Mehr als ein Trend: Was "Pudding mit Gabel" über unsere Gesellschaft sagt
"Pudding mit Gabel" reiht sich in eine wachsende Liste von Phänomenen ein, bei denen junge Menschen absurde Aktionen nutzen, um echte menschliche Verbindung zu schaffen. Der Trend steht stellvertretend für eine Generation, die digital aufgewachsen ist, aber analoge Nähe vermisst. Die gleichzeitige Präsenz von Smartphones (zum Filmen und Teilen) und physischer Gemeinschaft (das Stehen auf einer Wiese, das gemeinsame Essen) zeigt keinen Widerspruch, sondern eine neue Form von Sozialität: Das Digitale organisiert, das Analoge passiert.

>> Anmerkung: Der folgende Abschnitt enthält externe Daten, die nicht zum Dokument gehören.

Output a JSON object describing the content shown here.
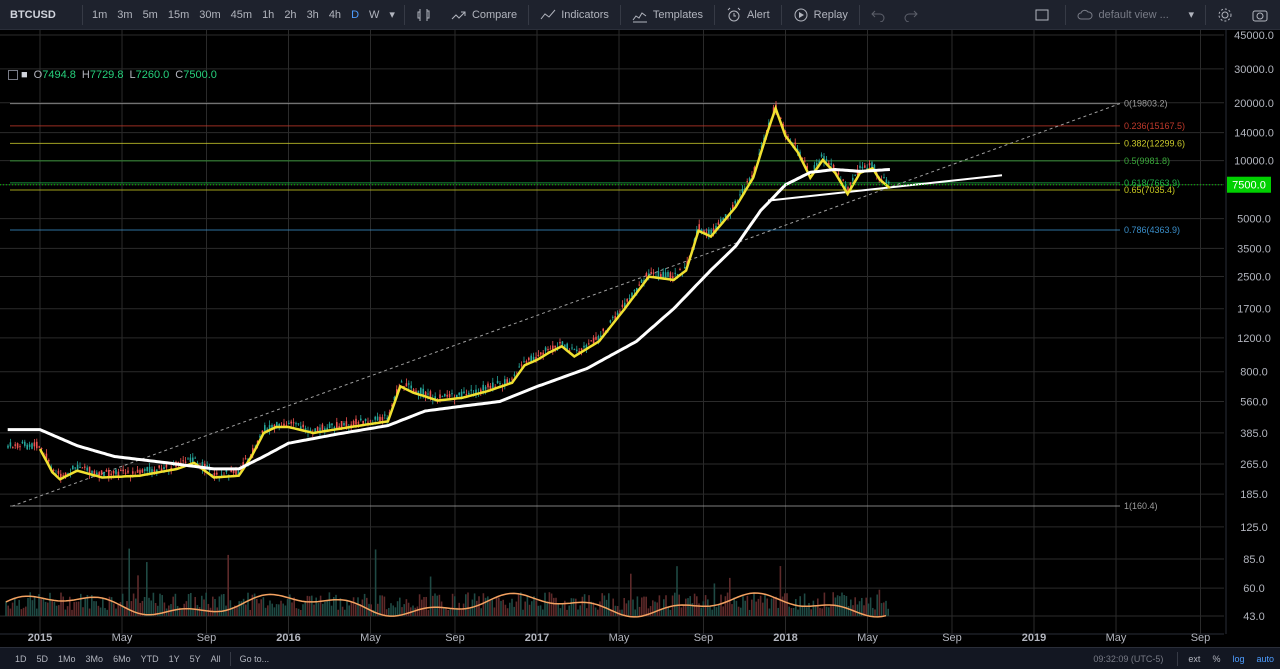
{
  "toolbar": {
    "symbol": "BTCUSD",
    "intervals": [
      "1m",
      "3m",
      "5m",
      "15m",
      "30m",
      "45m",
      "1h",
      "2h",
      "3h",
      "4h",
      "D",
      "W"
    ],
    "active_interval": "D",
    "compare_label": "Compare",
    "indicators_label": "Indicators",
    "templates_label": "Templates",
    "alert_label": "Alert",
    "replay_label": "Replay",
    "view_label": "default view ..."
  },
  "legend": {
    "o_label": "O",
    "o": "7494.8",
    "h_label": "H",
    "h": "7729.8",
    "l_label": "L",
    "l": "7260.0",
    "c_label": "C",
    "c": "7500.0"
  },
  "colors": {
    "background": "#000000",
    "up": "#26a69a",
    "down": "#ef5350",
    "ma_yellow": "#f0e130",
    "ma_white": "#ffffff",
    "last_price": "#00d000",
    "grid": "#2b2b2b"
  },
  "chart_data": {
    "type": "line",
    "symbol": "BTCUSD",
    "scale": "log",
    "ylim": [
      43,
      45000
    ],
    "y_ticks": [
      "45000.0",
      "30000.0",
      "20000.0",
      "14000.0",
      "10000.0",
      "7500.0",
      "5000.0",
      "3500.0",
      "2500.0",
      "1700.0",
      "1200.0",
      "800.0",
      "560.0",
      "385.0",
      "265.0",
      "185.0",
      "125.0",
      "85.0",
      "60.0",
      "43.0"
    ],
    "x_ticks": [
      "2015",
      "May",
      "Sep",
      "2016",
      "May",
      "Sep",
      "2017",
      "May",
      "Sep",
      "2018",
      "May",
      "Sep",
      "2019",
      "May",
      "Sep"
    ],
    "last_price": "7500.0",
    "fib_levels": [
      {
        "label": "0(19803.2)",
        "value": 19803.2,
        "color": "#9e9e9e"
      },
      {
        "label": "0.236(15167.5)",
        "value": 15167.5,
        "color": "#c0392b"
      },
      {
        "label": "0.382(12299.6)",
        "value": 12299.6,
        "color": "#c9c92a"
      },
      {
        "label": "0.5(9981.8)",
        "value": 9981.8,
        "color": "#3aa83a"
      },
      {
        "label": "0.618(7663.9)",
        "value": 7663.9,
        "color": "#22b04a"
      },
      {
        "label": "0.65(7035.4)",
        "value": 7035.4,
        "color": "#c8c820"
      },
      {
        "label": "0.786(4363.9)",
        "value": 4363.9,
        "color": "#3a8ec9"
      },
      {
        "label": "1(160.4)",
        "value": 160.4,
        "color": "#9e9e9e"
      }
    ],
    "series": [
      {
        "name": "",
        "values": [
          [
            2015.0,
            330
          ],
          [
            2015.05,
            250
          ],
          [
            2015.08,
            230
          ],
          [
            2015.15,
            255
          ],
          [
            2015.25,
            235
          ],
          [
            2015.4,
            240
          ],
          [
            2015.55,
            260
          ],
          [
            2015.62,
            280
          ],
          [
            2015.7,
            235
          ],
          [
            2015.8,
            240
          ],
          [
            2015.85,
            300
          ],
          [
            2015.9,
            400
          ],
          [
            2015.95,
            430
          ],
          [
            2016.0,
            430
          ],
          [
            2016.1,
            400
          ],
          [
            2016.2,
            420
          ],
          [
            2016.3,
            440
          ],
          [
            2016.4,
            460
          ],
          [
            2016.45,
            700
          ],
          [
            2016.5,
            650
          ],
          [
            2016.55,
            620
          ],
          [
            2016.6,
            590
          ],
          [
            2016.7,
            610
          ],
          [
            2016.8,
            660
          ],
          [
            2016.9,
            730
          ],
          [
            2016.95,
            900
          ],
          [
            2017.0,
            960
          ],
          [
            2017.05,
            1050
          ],
          [
            2017.1,
            1130
          ],
          [
            2017.15,
            1000
          ],
          [
            2017.25,
            1200
          ],
          [
            2017.35,
            1750
          ],
          [
            2017.45,
            2600
          ],
          [
            2017.55,
            2500
          ],
          [
            2017.6,
            2800
          ],
          [
            2017.65,
            4500
          ],
          [
            2017.7,
            4200
          ],
          [
            2017.8,
            6000
          ],
          [
            2017.87,
            8500
          ],
          [
            2017.93,
            15000
          ],
          [
            2017.96,
            19500
          ],
          [
            2018.0,
            14000
          ],
          [
            2018.05,
            11500
          ],
          [
            2018.1,
            8500
          ],
          [
            2018.15,
            10500
          ],
          [
            2018.2,
            9000
          ],
          [
            2018.25,
            7000
          ],
          [
            2018.3,
            9000
          ],
          [
            2018.35,
            9500
          ],
          [
            2018.38,
            8300
          ],
          [
            2018.42,
            7500
          ]
        ]
      },
      {
        "name": "",
        "values": [
          [
            2015.0,
            400
          ],
          [
            2015.15,
            330
          ],
          [
            2015.3,
            290
          ],
          [
            2015.5,
            270
          ],
          [
            2015.7,
            250
          ],
          [
            2015.8,
            250
          ],
          [
            2015.9,
            290
          ],
          [
            2016.0,
            340
          ],
          [
            2016.2,
            380
          ],
          [
            2016.4,
            420
          ],
          [
            2016.55,
            500
          ],
          [
            2016.7,
            530
          ],
          [
            2016.85,
            560
          ],
          [
            2017.0,
            670
          ],
          [
            2017.2,
            830
          ],
          [
            2017.4,
            1150
          ],
          [
            2017.55,
            1700
          ],
          [
            2017.7,
            2700
          ],
          [
            2017.8,
            3600
          ],
          [
            2017.9,
            5500
          ],
          [
            2018.0,
            7500
          ],
          [
            2018.1,
            8700
          ],
          [
            2018.2,
            9000
          ],
          [
            2018.3,
            8800
          ],
          [
            2018.42,
            9000
          ]
        ]
      }
    ]
  },
  "bottom": {
    "ranges": [
      "1D",
      "5D",
      "1Mo",
      "3Mo",
      "6Mo",
      "YTD",
      "1Y",
      "5Y",
      "All"
    ],
    "goto_label": "Go to...",
    "clock": "09:32:09 (UTC-5)",
    "options": [
      "ext",
      "%",
      "log",
      "auto"
    ],
    "active_options": [
      "log",
      "auto"
    ]
  }
}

Ob der Trend in seiner ursprünglichen Form bestehen bleibt, ist offen. Wie bei vielen viralen Phänomenen ist ein natürliches Abflachen zu erwarten. Doch die Bedürfnisse, die er sichtbar gemacht hat, verschwinden nicht: das Bedürfnis nach unkomplizierten Begegnungen, nach Räumen ohne Leistungsdruck und nach Gemeinschaft, die nicht an Konsum gebunden ist. Wenn das nächste Mal Hunderte Menschen in einem Park stehen und mit Gabeln in ihrem Pudding stochern, dann geht es eben nicht wirklich um den Pudding. Es geht darum, nicht allein zu sein.